Opinion | Thinking Is Becoming a Luxury Good
nytimes.comSaved by strawberry and
Opinion | Thinking Is Becoming a Luxury Good
Saved by strawberry and
An electorate that has lost the capacity for long-form thought will be more tribal, less rational, largely uninterested in facts or even matters of historical record, moved more by vibes than cogent argument and open to fantastical ideas and bizarre conspiracy theories. If that sounds familiar, it may be a sign of how far down this path the West
... See moreOn the one hand, a relatively small group of people will retain, and intentionally develop, the capacity for concentration and long-form reasoning. On the other, a larger general population will be effectively post-literate — with all the consequences this implies for cognitive clarity.
In a culture saturated with more accessible and engrossing forms of entertainment, long-form literacy may soon become the domain of elite subcultures.

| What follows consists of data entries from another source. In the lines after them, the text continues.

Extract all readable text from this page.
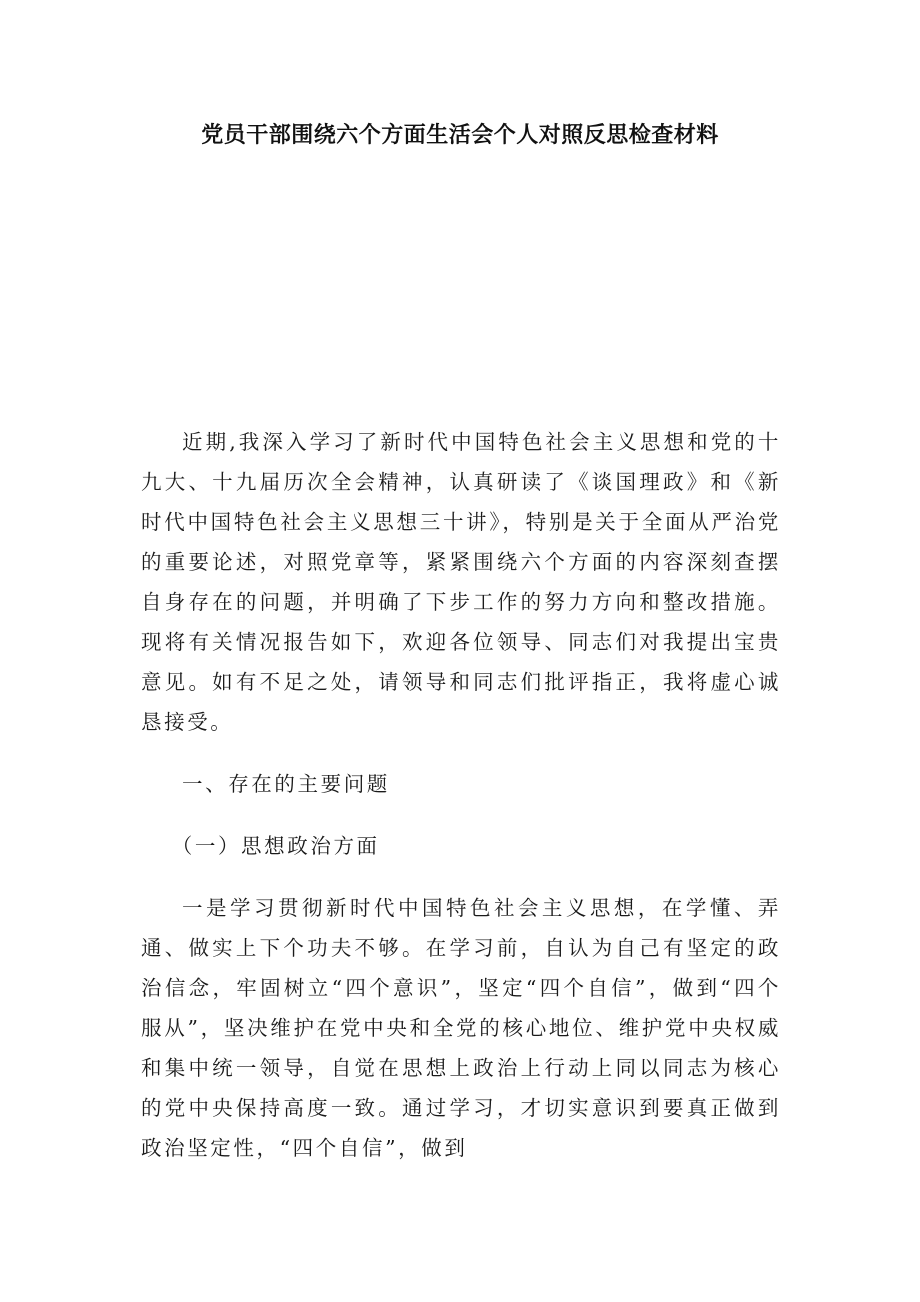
党员干部围绕六个方面生活会个人对照反思检查材料

近期,我深入学习了新时代中国特色社会主义思想和党的十九大、十九届历次全会精神，认真研读了《谈国理政》和《新时代中国特色社会主义思想三十讲》，特别是关于全面从严治党的重要论述，对照党章等，紧紧围绕六个方面的内容深刻查摆自身存在的问题，并明确了下步工作的努力方向和整改措施。现将有关情况报告如下，欢迎各位领导、同志们对我提出宝贵意见。如有不足之处，请领导和同志们批评指正，我将虚心诚恳接受。

一、存在的主要问题

（一）思想政治方面

一是学习贯彻新时代中国特色社会主义思想，在学懂、弄通、做实上下个功夫不够。在学习前，自认为自己有坚定的政治信念，牢固树立“四个意识”，坚定“四个自信”，做到“四个服从”，坚决维护在党中央和全党的核心地位、维护党中央权威和集中统一领导，自觉在思想上政治上行动上同以同志为核心的党中央保持高度一致。通过学习，才切实意识到要真正做到政治坚定性，“四个自信”，做到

kids who are exposed to more than two hours a day of recreational screen time have worse working memory, processing speed, attention levels, language skills and executive function than kids who are not.
just like the negative health impacts of junk food overconsumption, the cognitive harms of digital media will be more pronounced at the bottom of the socioeconomic scale.
The resulting patterns of content consumption form us neurologically for skimming, pattern recognition and distracted hopping from text to text — if we use our phones to read at all.
Los patrones resultantes de consumo de contenido nos moldean neurológicamente para el escaneo, el reconocimiento de patrones y el salto distraído de texto en texto —si es que usamos el teléfono para leer.
Social media platforms are designed to be addictive, and the sheer volume of material incentivizes intense cognitive “bites” of discourse calibrated for maximum compulsiveness over nuance or thoughtful reasoning.
Long-form literacy is not innate but learned, sometimes laboriously. As Maryanne Wolf, a literacy scholar, has illustrated, acquiring and perfecting a capacity for long-form, “expert reading” is literally mind-altering. It rewires our brains, increasing vocabulary, shifting brain activity toward the analytic left hemisphere and honing our capacity
... See moreLa alfabetización en formatos largos no es innata sino aprendida, a veces laboriosamente. Como ha ilustrado Maryanne Wolf, una estudiosa de la alfabetización, adquirir y perfeccionar la capacidad de lectura extensa y “experta” altera literalmente la mente. Reconfigura nuestro cerebro, aumenta el vocabulario, desplaza la actividad cerebral hacia el hemisferio izquierdo analítico y agudiza nuestra capacidad de concentración, razonamiento lineal y pensamiento profundo. La presencia generalizada de estos rasgos contribuyó a la aparición de la libertad de expresión, la ciencia moderna y la democracia liberal, entre otras cosas.
Think of this by comparison with patterns of junk food consumption: As ultraprocessed snacks have grown more available and inventively addictive, developed societies have seen a gulf emerge between those with the social and economic resources to sustain a healthy lifestyle and those more vulnerable to the obesogenic food culture. This bifurcation
... See morePiensa en esto comparándolo con los patrones de consumo de comida chatarra: a medida que los snacks ultraprocesados se han vuelto más disponibles e ingeniosamente adictivos, las sociedades desarrolladas han visto surgir un abismo entre quienes tienen los recursos sociales y económicos para sostener un estilo de vida saludable y quienes son más vulnerables a la cultura alimentaria obesógena. Esta bifurcación tiene una marcada dimensión de clase: en todo el Occidente desarrollado, la obesidad se ha vuelto fuertemente correlacionada con la pobreza. Temo que lo mismo ocurra con la marea de la postalfabetización.